Mumbai: Life Insurance Corporation of India (LIC), which holds significant stakes in 10 listed Tata group companies, has begun preparing background notes on firms where shareholder meetings have been called to oust Cyrus Mistry as director, said two people with direct knowledge of the matter.
The insurer’s board members will hold separate discussions to verify the claims made by Tata Sons to remove Mistry in each group company and assess the performance of these firms during the ousted chairman’s tenure, they added.
While LIC has only a 3.2% stake in Tata Consultancy Services Ltd (TCS), the first of the companies to hold an extraordinary general meeting (EGM) on 13 December, it owns a bigger chunk of other firms. It has a 13.6% stake in Tata Steel Ltd and holds 9.8% of Tata Global Beverages Ltd.
“If Tata Sons appointed Mistry as a chairman, the same group can terminate his appointment too. That is not the issue,” said the first person. “The issue is that on what grounds and justifications Mistry is being removed? LIC is examining the arguments made by the Tata group firms in their respective EGM notices.”
After Tata Sons removed Mistry as its chairman on 24 October, it expected him to step down from the boards of listed firms. Mistry refused to do so and the holding firm has been forced to call shareholder meetings to eject him.
To be sure, LIC doesn’t have to reveal publicly the way it votes and why it votes in a certain way. Typically, for any listed firm in which the state-run life insurer holds a stake, LIC’s own internal departments independently design strategies without involving the board members of the insurer.
But this is a rare case.
“Typically, a company does not remove its chairman or a director in this fashion,” said the first person. Since it also involves large and powerful business groups, “it is a sensitive call and long-term objectives of LIC have to be kept in mind before casting the vote”.
Nor are such board meetings without precedent.
In 1989, LIC faced a similar situation when Dhirubhai Ambani wanted to gain control of Larsen & Toubro Ltd.
“At that time too, LIC’s board members had to hold informal discussions to be able to take its final stance,” the first person added. Eventually, LIC voted to remove Ambani and three other Reliance nominees from the board of L&T, which many believe was at the behest of the V.P. Singh government, which had just taken charge.
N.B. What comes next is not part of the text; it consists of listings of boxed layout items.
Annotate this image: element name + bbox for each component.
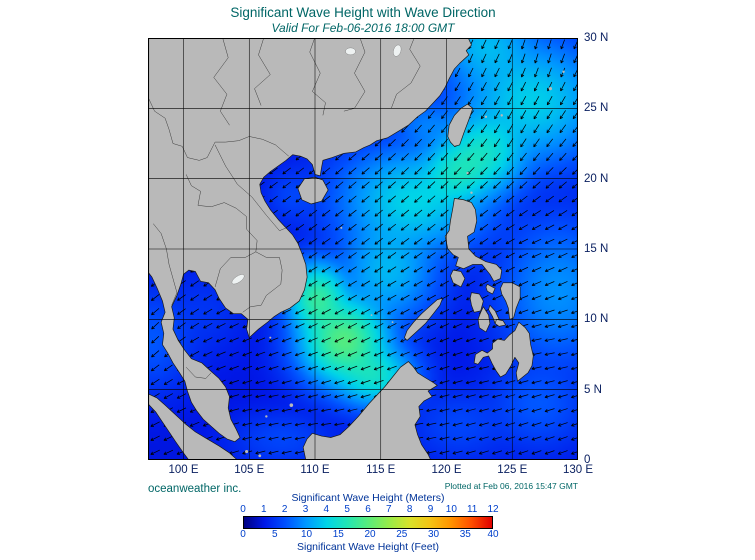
feet-tick-label: 0	[240, 529, 246, 540]
plotted-timestamp: Plotted at Feb 06, 2016 15:47 GMT	[444, 481, 578, 491]
lon-tick-label: 125 E	[497, 464, 528, 476]
meter-tick-label: 10	[445, 504, 457, 515]
chart-title: Significant Wave Height with Wave Direct…	[230, 5, 496, 20]
chart-header: Significant Wave Height with Wave Direct…	[148, 5, 578, 35]
feet-tick-label: 30	[427, 529, 440, 540]
lon-tick-label: 115 E	[366, 464, 396, 476]
lat-tick-label: 10 N	[584, 313, 609, 326]
feet-tick-label: 20	[364, 529, 376, 540]
colorbar-feet-ticks: 0 5 10 15 20 25 30 35 40	[240, 529, 498, 541]
chart-valid-time: Valid For Feb-06-2016 18:00 GMT	[271, 20, 455, 35]
meter-tick-label: 4	[323, 504, 330, 515]
feet-tick-label: 15	[332, 529, 344, 540]
meter-tick-label: 11	[466, 504, 478, 515]
lat-tick-label: 25 N	[584, 102, 609, 115]
oceanweather-branding: oceanweather inc.	[148, 483, 242, 495]
lon-tick-label: 110 E	[300, 464, 330, 476]
meter-tick-label: 7	[386, 504, 392, 515]
longitude-axis: 100 E 105 E 110 E 115 E 120 E 125 E 130 E	[148, 464, 593, 480]
colorbar-title-meters: Significant Wave Height (Meters)	[291, 492, 445, 504]
colorbar-gradient-bar	[243, 516, 493, 529]
latitude-axis: 30 N 25 N 20 N 15 N 10 N 5 N 0	[584, 32, 629, 466]
feet-tick-label: 25	[396, 529, 408, 540]
feet-tick-label: 10	[300, 529, 313, 540]
feet-tick-label: 35	[459, 529, 471, 540]
meter-tick-label: 0	[240, 504, 246, 515]
wave-height-map	[148, 38, 578, 460]
lat-tick-label: 5 N	[584, 383, 602, 396]
meter-tick-label: 8	[406, 504, 413, 515]
colorbar-title-feet: Significant Wave Height (Feet)	[296, 541, 439, 553]
meter-tick-label: 12	[487, 504, 499, 515]
meter-tick-label: 1	[261, 504, 267, 515]
lon-tick-label: 100 E	[168, 464, 199, 476]
lat-tick-label: 30 N	[584, 32, 609, 44]
meter-tick-label: 5	[344, 504, 350, 515]
lon-tick-label: 130 E	[562, 464, 594, 476]
lat-tick-label: 15 N	[584, 243, 609, 255]
meter-tick-label: 6	[365, 504, 371, 515]
lon-tick-label: 120 E	[431, 464, 462, 476]
lon-tick-label: 105 E	[234, 464, 265, 476]
meter-tick-label: 2	[281, 504, 288, 515]
feet-tick-label: 5	[271, 529, 278, 540]
meter-tick-label: 9	[427, 504, 434, 515]
feet-tick-label: 40	[487, 529, 499, 540]
meter-tick-label: 3	[302, 504, 309, 515]
colorbar-meter-ticks: 0 1 2 3 4 5 6 7 8 9 10 11 12	[240, 504, 498, 516]
lat-tick-label: 0	[584, 454, 591, 466]
lat-tick-label: 20 N	[584, 172, 609, 185]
Indeed, even in this case, some analysts say LIC will vote the way the government wants it to. The insurer, apart from toeing the government’s line when asked to, is usually non-controversial.
Typically, LIC never takes a firm stance on such issues, said Shriram Subramanian, founder at InGovern Research, a proxy advisory firm. “It’s time it does take a stand one way or the other,” he said, adding that if it does abstain from voting and abdicates its responsibility, the move will be detrimental to Indian capital markets.
Under company law rules, the removal of a director requires a majority of those shareholders present at the meeting and voting. So even if LIC abstains from voting, that is as good as a vote against Mistry.
In a statement issued to its shareholders on 22 November, TCS said Mistry made unsubstantiated allegations that cast aspersions on Tata Sons and its board and “the Tata group as a whole”.
Since Tata Sons holds a 73.26% stake in TCS, the proposal to remove Mistry may not face any hurdles. However, LIC’s voting will be crucial in Tata Steel, Tata Chemicals and other group firms. The Tata Steel EGM is on 21 December, Tata Motors the following day and Tata Power on 26 December.